Commodity currency refers to the physical commodity that has value in itself. Its commodity value is equal to the currency value and can be used as a medium of exchange.
Commodity currencies are currencies with physical backing, such as gold and silver, and currencies under the gold standard, such as the U.S. dollar under the Bretton Woods system.
It’ s is another type of currency other than fiat currency, and currency also has its inherent fundamental value outside the guarantee of the government.

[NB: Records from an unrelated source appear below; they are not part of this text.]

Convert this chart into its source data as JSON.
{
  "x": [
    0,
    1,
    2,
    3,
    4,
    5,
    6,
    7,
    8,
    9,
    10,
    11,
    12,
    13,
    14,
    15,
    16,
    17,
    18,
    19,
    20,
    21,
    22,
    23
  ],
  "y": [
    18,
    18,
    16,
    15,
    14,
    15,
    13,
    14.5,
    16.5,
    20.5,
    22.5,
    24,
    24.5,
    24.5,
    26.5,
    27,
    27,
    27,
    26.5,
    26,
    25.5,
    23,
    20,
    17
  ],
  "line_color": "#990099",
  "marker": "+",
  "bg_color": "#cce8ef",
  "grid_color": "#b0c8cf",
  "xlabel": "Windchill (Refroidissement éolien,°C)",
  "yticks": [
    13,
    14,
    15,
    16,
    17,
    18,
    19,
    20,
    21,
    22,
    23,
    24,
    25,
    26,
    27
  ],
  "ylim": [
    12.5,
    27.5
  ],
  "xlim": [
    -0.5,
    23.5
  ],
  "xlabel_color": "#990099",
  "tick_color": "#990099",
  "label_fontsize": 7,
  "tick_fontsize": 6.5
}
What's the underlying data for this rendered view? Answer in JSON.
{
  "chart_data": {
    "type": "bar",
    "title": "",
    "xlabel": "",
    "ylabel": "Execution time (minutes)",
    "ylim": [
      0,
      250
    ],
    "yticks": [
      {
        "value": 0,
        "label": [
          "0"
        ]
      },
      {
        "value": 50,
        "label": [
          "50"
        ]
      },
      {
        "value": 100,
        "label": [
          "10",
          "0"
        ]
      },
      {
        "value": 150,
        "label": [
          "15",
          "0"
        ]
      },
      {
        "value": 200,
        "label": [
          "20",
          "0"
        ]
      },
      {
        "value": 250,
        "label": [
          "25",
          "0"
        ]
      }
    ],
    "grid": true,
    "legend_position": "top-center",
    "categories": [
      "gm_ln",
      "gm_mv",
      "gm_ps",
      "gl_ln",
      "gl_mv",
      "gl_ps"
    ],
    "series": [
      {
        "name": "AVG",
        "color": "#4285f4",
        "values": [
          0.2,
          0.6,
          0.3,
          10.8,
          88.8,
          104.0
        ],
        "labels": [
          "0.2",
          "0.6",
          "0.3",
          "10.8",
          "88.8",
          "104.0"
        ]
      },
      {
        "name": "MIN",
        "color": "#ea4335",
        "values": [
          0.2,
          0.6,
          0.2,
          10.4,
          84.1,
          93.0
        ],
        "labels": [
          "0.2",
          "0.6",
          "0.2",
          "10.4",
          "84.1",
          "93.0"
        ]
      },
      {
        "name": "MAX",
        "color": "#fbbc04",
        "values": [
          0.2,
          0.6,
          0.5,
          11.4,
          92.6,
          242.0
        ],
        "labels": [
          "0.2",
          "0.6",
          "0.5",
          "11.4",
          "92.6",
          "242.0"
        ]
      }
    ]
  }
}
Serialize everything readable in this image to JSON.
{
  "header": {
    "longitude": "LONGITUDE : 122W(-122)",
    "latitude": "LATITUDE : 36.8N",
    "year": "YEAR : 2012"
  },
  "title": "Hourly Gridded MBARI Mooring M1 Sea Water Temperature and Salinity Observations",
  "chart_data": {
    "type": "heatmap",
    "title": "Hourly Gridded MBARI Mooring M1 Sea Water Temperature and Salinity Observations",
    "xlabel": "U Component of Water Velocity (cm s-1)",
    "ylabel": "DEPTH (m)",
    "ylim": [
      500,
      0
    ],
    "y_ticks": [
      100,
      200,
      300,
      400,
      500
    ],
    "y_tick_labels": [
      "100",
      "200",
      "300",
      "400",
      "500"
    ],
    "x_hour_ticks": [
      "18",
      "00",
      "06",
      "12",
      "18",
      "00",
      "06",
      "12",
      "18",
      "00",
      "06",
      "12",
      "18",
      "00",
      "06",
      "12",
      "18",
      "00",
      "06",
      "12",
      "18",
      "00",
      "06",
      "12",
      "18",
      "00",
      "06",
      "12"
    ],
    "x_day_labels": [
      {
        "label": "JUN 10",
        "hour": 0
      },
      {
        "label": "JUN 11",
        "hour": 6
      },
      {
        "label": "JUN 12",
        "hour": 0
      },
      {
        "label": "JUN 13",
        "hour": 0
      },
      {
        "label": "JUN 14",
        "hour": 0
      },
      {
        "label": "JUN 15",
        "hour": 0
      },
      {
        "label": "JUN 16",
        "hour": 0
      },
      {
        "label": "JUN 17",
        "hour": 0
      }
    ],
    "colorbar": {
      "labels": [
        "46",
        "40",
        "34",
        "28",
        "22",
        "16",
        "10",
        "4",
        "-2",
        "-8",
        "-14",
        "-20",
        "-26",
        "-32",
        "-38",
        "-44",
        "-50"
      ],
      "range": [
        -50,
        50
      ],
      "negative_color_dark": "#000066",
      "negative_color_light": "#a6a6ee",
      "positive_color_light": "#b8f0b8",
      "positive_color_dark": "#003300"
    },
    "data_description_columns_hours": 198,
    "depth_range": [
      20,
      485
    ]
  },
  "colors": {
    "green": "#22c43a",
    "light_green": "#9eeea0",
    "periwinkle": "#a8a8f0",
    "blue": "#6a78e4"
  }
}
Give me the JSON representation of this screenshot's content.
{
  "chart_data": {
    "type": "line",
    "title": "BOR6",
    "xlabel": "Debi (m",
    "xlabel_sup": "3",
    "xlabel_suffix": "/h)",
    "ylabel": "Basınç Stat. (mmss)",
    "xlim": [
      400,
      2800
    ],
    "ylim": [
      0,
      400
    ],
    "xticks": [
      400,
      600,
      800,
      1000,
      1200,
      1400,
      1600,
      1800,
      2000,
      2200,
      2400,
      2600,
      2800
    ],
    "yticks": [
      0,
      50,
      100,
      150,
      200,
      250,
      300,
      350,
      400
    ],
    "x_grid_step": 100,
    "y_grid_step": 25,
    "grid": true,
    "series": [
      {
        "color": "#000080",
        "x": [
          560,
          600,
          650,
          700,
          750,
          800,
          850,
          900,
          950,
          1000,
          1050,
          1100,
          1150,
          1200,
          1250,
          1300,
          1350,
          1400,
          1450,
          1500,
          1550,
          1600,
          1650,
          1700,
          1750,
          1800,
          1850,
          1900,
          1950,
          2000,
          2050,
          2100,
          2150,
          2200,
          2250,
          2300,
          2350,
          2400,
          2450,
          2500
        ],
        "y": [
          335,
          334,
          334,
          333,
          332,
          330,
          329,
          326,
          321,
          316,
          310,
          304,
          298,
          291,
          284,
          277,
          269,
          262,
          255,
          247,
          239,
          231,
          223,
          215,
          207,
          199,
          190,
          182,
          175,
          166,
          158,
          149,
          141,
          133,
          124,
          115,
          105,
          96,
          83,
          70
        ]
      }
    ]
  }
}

Commodity currencies move in relation to global price movements of major commodities as certain countries rely on the export of raw materials for their incomes.
Commodities include minerals such as copper, iron ore and coal, energy products such as oil and natural gas, precious metals, and dairy products such as milk.
Commodity currencies mainly exist in countries such as Australia, New Zealand, Brazil, South Africa and Russia, whose economic performance is closely related to commodity exports.
The Major Commodity Currencies
The top three commodity currencies with the highest correlation to commodities and the most widely traded are CAD, AUD and NZD.
The yen is also considered a commodity currency. In order to meet the domestic nuclear power capacity, Japan needs to import a large amount of crude oil. Therefore, the yen will be affected by changes in oil prices.
In addition to these three common currencies, the South African Rand and the Norwegian Krone are also habitually called commodity currencies.
The main features of commodity currencies are high interest rates, a high proportion of exports to GDP, major producers and exporters of an important primary product, currency exchange rates that move in the same direction as a commodity (or gold price), and so on.
For example, Australia and New Zealand are rich in coal, iron ore, copper, aluminum, wool and other industrial products and cotton textiles. Therefore, Australia has an absolute advantage and a dominant position in the international trade of these products.
The prices of these products in the international market are basically denominated in US dollars. Therefore, the rise in the prices of these commodities is not only conducive to the economic growth of the region, but also to the rise of the local currency exchange rate.
At the end of last year, gold, oil prices and agricultural products rose sharply, and the international commodity futures price index (CRB) also rose to a five-year high, pushing up the exchange rates of the Australian dollar and New Zealand dollar.
Statistics and graphs show that world commodity prices have a strong positive correlation with the movements of the Australian dollar and New Zealand dollar exchange rates. Although Australia and New Zealand are not important producers and exporters of gold, the positive correlation between the currency exchange rate of the two countries and the price of gold is obvious.